My boss is here for relatively few hours, and I have something that absolutely has to be done because it is a requirement from outside the agency. This report is my actual responsibility, and getting it done has been compromised by the following:

I don’t have access to the system I need access to,
Which is broken, anyway.

See how good my day has been?

So I am trying to get this thing accomplished, which is also problematic because then it needs approval, and everyone who needs to approve it is very important and they must spend much time analyzing every detail, no matter how many times I try to explain to them that the sum total of the changes I made amounts to: The Date. It says 2007 now, ok? No, I am not entirely 100% sure that the Roman Calendar was correct, and no, the fact that it is now the Year of the Pig does not need to be reflected in this, and could you PLEASE FOR THE LOVE OF GOD JUST SIGN IT, because it needs to be in the system by Friday and the system apparently only works .3% of the time. Sob.

This is made even worse by the fact that I hit print, and went to the printer, and the printer freaked right the fuck out, and every possible light was blinking and I swear to god it said: “EMO. Bad Communication.”

Y’all? My office equipment just went emo on me. You know what? I don’t like emo people, let alone office equipment, and to be honest there just aren’t enough people here for me to send my printer to therapy. Office equipment should not need interventions, is all I am saying.

Then I have this incredibly enlightening conversation with my boss:

Boss: "Put this on the website where the other one is."

Me: "The other one is not there."

Boss: "Is."

Me: "Isn't."

Boss: "IS."

Me: "Isn't. Look, I BUILT THE GODDAMN SITE. Is NOT. But, I could put it in HR's section."

Boss: "Wait! I have an idea! Put it in HR's section! Then we don't have to worry about whether it was there before."

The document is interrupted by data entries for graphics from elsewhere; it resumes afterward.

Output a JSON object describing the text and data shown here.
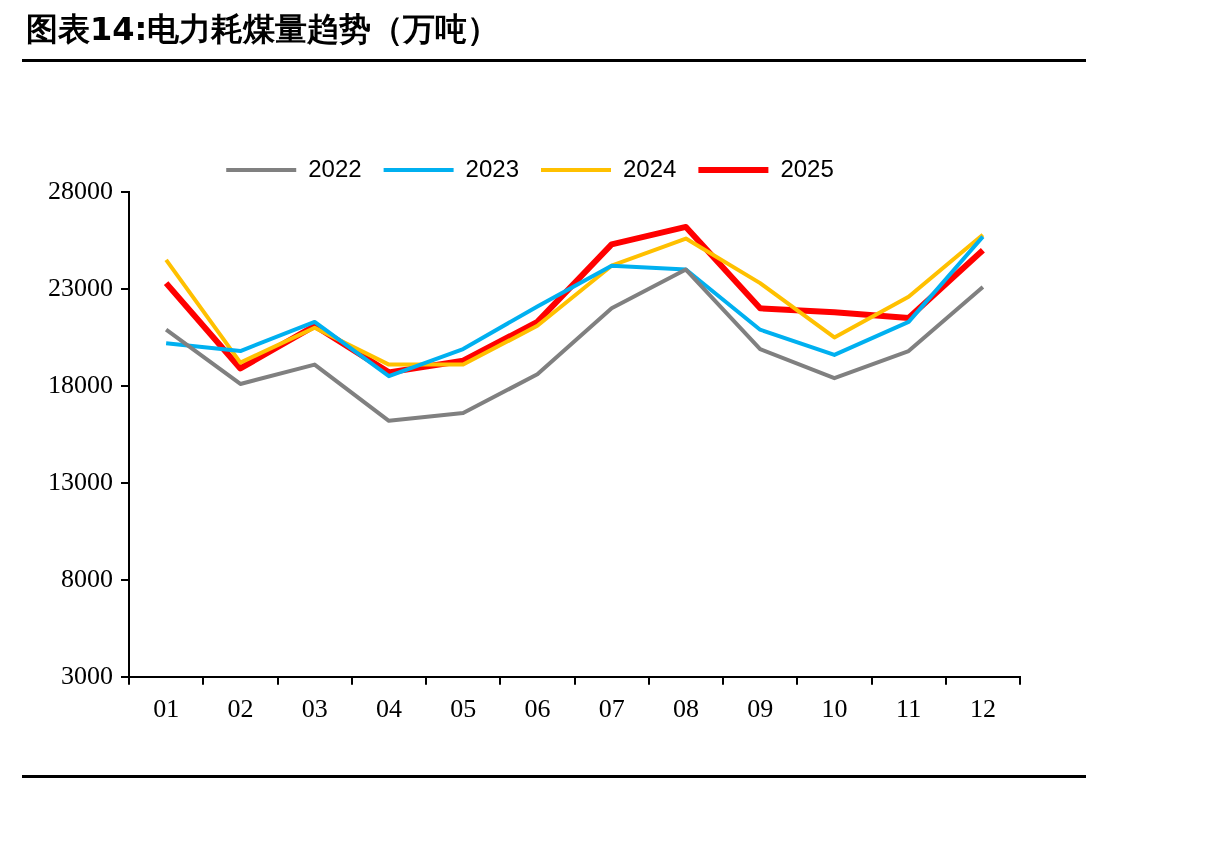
{
  "chart_data": {
    "type": "line",
    "title": "图表14:电力耗煤量趋势（万吨）",
    "categories": [
      "01",
      "02",
      "03",
      "04",
      "05",
      "06",
      "07",
      "08",
      "09",
      "10",
      "11",
      "12"
    ],
    "series": [
      {
        "name": "2022",
        "color": "#808080",
        "values": [
          20900,
          18100,
          19100,
          16200,
          16600,
          18600,
          22000,
          24000,
          19900,
          18400,
          19800,
          23100
        ]
      },
      {
        "name": "2023",
        "color": "#00b0f0",
        "values": [
          20200,
          19800,
          21300,
          18500,
          19900,
          22100,
          24200,
          24000,
          20900,
          19600,
          21300,
          25700
        ]
      },
      {
        "name": "2024",
        "color": "#ffc000",
        "values": [
          24500,
          19200,
          21000,
          19100,
          19100,
          21100,
          24200,
          25600,
          23300,
          20500,
          22600,
          25800
        ]
      },
      {
        "name": "2025",
        "color": "#ff0000",
        "values": [
          23300,
          18900,
          21100,
          18700,
          19300,
          21300,
          25300,
          26200,
          22000,
          21800,
          21500,
          25000
        ]
      }
    ],
    "ylim": [
      3000,
      28000
    ],
    "yticks": [
      3000,
      8000,
      13000,
      18000,
      23000,
      28000
    ],
    "grid": false,
    "legend": "top",
    "marker": "none",
    "line_style": "solid"
  }
}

Me: "Once again, your brilliance and independent thinking disarms me. Now resend it to me because the first version was all twisty."

(resends)

Me: "This version is all twisty too."

Boss: (exasperated). "How twisty is it?"

(Proceed to all hang out over Boss’s computer and discuss relative "twistyness" of said document.)

So to sum up:

Tonight: On call for subject that by its own admission defies sense.
Report: Finally put together, being nitpicked by office.
Office Equipment: Cutting so it can feel.
Document: Posted. (Is still twisty.)

I need wine. And maybe a sledgehammer.